From Science Daily
Artifacts Shed Light On Social Networks of the Past
Mar. 25, 2013 — Researchers studied thousands of ceramic and obsidian artifacts from A.D. 1200-1450 to learn about the growth, collapse and change of social networks in the late pre-Hispanic Southwest.
The advent of social networking sites like Facebook and Twitter have made us all more connected, but long-distance social networks existed long before the Internet.
An article published this week in the
Proceedings of the National Academy of Sciences sheds light on the transformation of social networks in the late pre-Hispanic American Southwest and shows that people of that period were able to maintain surprisingly long-distance relationships with nothing more than their feet to connect them.
Led by University of Arizona anthropologist Barbara Mills, the study is based on analysis of more than 800,000 painted ceramic and more than 4,800 obsidian artifacts dating from A.D. 1200-1450, uncovered from more than 700 sites in the western Southwest, in what is now Arizona and western New Mexico.
With funding from the National Science Foundation, Mills, director of the UA School of Anthropology, worked with collaborators at Archeology Southwest in Tucson to compile a database of more than 4.3 million ceramic artifacts and more than 4,800 obsidian artifacts, from which they drew for the study.
They then applied formal social network analysis to see what material culture could teach them about how social networks shifted and evolved during a period that saw large-scale demographic changes, including long-distance migration and coalescence of populations into large villages.
Their findings illustrate dramatic changes in social networks in the Southwest over the 250-year period between A.D. 1200 and 1450. They found, for example, that while a large social network in the southern part of the Southwest grew very large and then collapsed, networks in the northern part of the Southwest became more fragmented but persisted over time.
"Network scientists often talk about how increasingly connected networks become, or the 'small world' effect, but our study shows that this isn't always the case," said Mills, who led the study with co-principal investigator and UA alumnus Jeffery Clark, of Archaeology Southwest.

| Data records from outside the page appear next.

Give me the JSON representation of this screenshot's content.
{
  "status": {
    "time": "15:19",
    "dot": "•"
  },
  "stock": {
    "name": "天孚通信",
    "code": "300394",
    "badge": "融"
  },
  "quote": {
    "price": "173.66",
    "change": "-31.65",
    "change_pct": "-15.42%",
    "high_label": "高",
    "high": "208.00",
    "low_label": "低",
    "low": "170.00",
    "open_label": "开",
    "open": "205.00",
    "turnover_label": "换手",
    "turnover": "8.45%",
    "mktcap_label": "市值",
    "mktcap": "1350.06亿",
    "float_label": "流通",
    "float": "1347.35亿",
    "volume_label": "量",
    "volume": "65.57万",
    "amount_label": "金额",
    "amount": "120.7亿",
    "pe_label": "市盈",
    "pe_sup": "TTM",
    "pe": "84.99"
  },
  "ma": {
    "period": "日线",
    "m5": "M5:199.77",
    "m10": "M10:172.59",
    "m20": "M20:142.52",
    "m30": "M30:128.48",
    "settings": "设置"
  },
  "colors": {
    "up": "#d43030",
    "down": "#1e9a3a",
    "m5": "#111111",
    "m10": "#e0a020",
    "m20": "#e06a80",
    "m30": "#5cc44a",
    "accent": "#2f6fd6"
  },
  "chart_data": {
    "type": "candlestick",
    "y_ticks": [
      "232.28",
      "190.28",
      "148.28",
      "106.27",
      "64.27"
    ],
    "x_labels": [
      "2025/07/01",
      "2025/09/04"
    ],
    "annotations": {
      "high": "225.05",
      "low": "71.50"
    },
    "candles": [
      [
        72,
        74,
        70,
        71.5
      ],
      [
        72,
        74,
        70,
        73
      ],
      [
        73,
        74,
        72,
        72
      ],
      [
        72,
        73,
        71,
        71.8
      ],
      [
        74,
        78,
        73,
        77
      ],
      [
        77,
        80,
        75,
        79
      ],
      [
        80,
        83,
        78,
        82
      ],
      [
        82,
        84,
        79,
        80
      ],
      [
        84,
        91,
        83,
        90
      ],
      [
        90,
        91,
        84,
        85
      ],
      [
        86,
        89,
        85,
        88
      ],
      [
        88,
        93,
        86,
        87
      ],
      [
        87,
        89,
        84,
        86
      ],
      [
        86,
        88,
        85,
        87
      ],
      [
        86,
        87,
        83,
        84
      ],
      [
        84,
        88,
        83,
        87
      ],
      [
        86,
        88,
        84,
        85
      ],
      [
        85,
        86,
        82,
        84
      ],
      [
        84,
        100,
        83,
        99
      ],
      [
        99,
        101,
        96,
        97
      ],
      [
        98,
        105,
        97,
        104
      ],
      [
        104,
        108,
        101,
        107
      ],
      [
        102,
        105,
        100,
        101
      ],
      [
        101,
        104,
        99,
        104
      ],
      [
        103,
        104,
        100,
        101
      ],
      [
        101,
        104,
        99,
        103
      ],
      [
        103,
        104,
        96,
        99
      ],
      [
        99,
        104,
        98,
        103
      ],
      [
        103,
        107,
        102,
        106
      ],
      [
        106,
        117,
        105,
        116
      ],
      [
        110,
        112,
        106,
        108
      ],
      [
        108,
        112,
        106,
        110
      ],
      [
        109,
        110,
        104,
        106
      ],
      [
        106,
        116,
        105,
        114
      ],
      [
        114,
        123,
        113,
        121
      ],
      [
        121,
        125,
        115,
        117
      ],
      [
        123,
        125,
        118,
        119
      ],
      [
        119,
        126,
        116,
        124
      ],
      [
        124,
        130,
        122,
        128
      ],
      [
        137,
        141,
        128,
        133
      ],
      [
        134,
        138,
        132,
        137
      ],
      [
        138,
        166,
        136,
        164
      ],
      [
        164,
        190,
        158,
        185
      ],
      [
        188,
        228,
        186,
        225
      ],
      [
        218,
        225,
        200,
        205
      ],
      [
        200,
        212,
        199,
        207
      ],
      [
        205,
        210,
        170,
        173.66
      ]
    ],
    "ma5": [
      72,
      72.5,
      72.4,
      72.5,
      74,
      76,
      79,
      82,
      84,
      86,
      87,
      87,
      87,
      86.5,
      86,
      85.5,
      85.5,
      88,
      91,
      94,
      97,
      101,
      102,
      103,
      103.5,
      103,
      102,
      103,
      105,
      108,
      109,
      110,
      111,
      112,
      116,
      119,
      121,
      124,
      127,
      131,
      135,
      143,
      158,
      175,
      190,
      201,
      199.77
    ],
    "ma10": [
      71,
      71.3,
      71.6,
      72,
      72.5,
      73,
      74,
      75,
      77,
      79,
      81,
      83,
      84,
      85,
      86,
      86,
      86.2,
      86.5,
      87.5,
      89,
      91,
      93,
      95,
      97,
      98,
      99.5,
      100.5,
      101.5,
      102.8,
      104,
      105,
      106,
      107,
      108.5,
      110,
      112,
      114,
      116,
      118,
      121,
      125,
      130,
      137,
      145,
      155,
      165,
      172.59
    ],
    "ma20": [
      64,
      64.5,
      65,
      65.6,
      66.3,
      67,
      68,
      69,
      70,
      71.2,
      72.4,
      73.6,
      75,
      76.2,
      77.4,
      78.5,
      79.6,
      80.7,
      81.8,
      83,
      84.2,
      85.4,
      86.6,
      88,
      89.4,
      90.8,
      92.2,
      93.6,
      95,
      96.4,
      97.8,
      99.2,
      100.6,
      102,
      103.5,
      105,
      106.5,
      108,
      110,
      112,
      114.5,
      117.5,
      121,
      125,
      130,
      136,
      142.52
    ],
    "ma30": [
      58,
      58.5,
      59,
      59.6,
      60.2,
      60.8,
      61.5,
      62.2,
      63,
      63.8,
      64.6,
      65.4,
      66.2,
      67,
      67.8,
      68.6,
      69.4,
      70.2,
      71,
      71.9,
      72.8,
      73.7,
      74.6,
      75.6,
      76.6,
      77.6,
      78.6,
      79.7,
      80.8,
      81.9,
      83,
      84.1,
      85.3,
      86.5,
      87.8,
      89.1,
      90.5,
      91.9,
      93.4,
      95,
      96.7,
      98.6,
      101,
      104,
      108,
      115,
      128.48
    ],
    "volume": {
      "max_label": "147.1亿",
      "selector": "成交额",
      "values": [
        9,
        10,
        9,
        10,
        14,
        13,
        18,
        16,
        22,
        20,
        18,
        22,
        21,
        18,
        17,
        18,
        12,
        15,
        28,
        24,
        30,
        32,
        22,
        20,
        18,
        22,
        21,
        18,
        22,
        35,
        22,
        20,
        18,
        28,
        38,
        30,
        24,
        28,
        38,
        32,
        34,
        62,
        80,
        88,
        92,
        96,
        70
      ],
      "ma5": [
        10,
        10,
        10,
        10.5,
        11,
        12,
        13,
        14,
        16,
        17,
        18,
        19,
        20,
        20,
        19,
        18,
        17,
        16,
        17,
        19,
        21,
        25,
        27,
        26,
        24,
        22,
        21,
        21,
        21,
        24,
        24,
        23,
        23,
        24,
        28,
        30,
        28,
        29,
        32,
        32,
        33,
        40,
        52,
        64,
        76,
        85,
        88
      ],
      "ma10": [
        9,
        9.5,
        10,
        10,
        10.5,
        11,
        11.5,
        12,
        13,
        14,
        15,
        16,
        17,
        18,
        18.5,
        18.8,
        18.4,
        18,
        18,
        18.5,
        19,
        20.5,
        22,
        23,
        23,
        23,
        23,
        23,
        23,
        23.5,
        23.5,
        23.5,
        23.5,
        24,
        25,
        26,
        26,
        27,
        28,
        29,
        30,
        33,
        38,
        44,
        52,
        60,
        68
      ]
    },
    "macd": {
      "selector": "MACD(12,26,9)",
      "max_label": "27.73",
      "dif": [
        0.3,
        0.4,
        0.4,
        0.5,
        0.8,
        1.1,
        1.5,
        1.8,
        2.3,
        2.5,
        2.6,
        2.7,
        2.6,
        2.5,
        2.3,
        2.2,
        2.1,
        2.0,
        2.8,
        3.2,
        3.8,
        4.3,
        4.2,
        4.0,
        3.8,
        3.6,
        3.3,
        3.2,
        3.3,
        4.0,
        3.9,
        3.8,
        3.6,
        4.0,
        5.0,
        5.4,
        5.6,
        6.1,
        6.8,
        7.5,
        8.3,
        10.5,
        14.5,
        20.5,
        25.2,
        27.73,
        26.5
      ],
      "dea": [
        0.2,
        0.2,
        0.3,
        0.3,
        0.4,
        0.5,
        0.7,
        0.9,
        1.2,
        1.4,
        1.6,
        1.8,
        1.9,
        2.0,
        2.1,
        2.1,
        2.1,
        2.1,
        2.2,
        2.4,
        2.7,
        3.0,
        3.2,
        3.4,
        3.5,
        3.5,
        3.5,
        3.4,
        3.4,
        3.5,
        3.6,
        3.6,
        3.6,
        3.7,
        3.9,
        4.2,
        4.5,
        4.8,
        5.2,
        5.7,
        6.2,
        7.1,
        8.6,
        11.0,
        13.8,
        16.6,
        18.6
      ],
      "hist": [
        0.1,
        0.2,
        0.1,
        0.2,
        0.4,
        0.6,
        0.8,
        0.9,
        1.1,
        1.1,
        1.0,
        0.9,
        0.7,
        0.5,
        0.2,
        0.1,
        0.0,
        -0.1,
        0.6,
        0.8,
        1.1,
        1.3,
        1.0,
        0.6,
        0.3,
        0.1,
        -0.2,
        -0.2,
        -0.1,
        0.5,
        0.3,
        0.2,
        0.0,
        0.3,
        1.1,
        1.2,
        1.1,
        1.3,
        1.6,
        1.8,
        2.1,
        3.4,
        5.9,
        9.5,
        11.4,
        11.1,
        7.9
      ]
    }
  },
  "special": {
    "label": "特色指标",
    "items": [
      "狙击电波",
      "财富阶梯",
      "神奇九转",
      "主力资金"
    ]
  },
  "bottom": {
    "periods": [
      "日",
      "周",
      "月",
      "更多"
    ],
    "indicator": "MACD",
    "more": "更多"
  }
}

"Our long-term study shows that there are cycles of growth and collapse in social networks when we look at them over centuries," Mills said. "Highly connected worlds can become highly fragmented."
Another important finding was that early social networks do not appear to have been as restricted as expected by settlements' physical distance from one another. Researchers found that similar types of painted pottery were being created and used in villages as far as 250 kilometers apart, suggesting people were maintaining relationships across relatively large geographic expanses, despite the only mode of transportation being walking.
"They were making, using and discarding very similar kinds of assemblages over these very large spaces, which means that a lot of their daily practices were the same," Mills said. "That doesn't come about by chance; it has to come about by interaction -- the kind of interaction where it's not just a simple exchange but where people are learning how to make and how to use and ultimately discard different kinds of pottery." [Just come out and say it --
diffusion -- oh, but isn't that a dirty word these days in archaeology?]
"That really shocked us, this idea that you can have such long distance connections. In the pre-Hispanic Southwest they had no real vehicles, they had no beasts of burden, so they had to share information by walking," she said.
The application of formal social network analysis -- which focuses on the relationships among nodes, such as individuals, household or settlements -- is relatively new in the field of archaeology, which has traditionally focused more on specific attributes of those nodes, such as their size or function.
The UA study shows how social network analysis can be applied to a database of material culture to illustrate changes in network structures over time.
"We already knew about demographic changes -- where people were living and where migration was happening -- but what we didn't know was how that changed social networks," Mills said. "We're so used to looking traditionally at distributions of pottery and other objects based on their occurrence in space, but to see how social relationships are created out of these distributions is what network analysis can help with."
One of Mills's collaborators on the project was Ronald Breiger, renowned network analysis expert and a UA professor of sociology, with affiliations in statistics and government and public policy, who says being able to apply network analysis to archaeology has important implications for his field.
"Barbara (Mills) and her group are pioneers in bringing the social network perspective to archaeology and into ancient societies," said Breiger, who worked with Mills along with collaborators from the UA School of Anthropology; Archaeology Southwest; the University of Wisconsin, Milwaukee; Hendrix College; the University of Colorado, Boulder; the Santa Fe Institute; and Archaeological XRF Laboratory in Albuquerque, N.M.
"What archaeology has to offer for a study of networks is a focus on very long-term dynamics and applications to societies that aren't necessarily Western, so that's broadening to the community of social network researchers," Breiger said. "The coming together of social network and spatial analysis and the use of material objects to talk about culture is very much at the forefront of where I see the field of social network analysis moving."
Going forward, Mills hopes to use the same types of analyses to study even older social networks.
"We have a basis for building on, and we're hoping to get even greater time depth. We'd like to extend it back in time 400 years earlier," she said. "The implications are we can see things at a spatial scale that we've never been able to look at before in a systematic way. It changes our picture of the Southwest."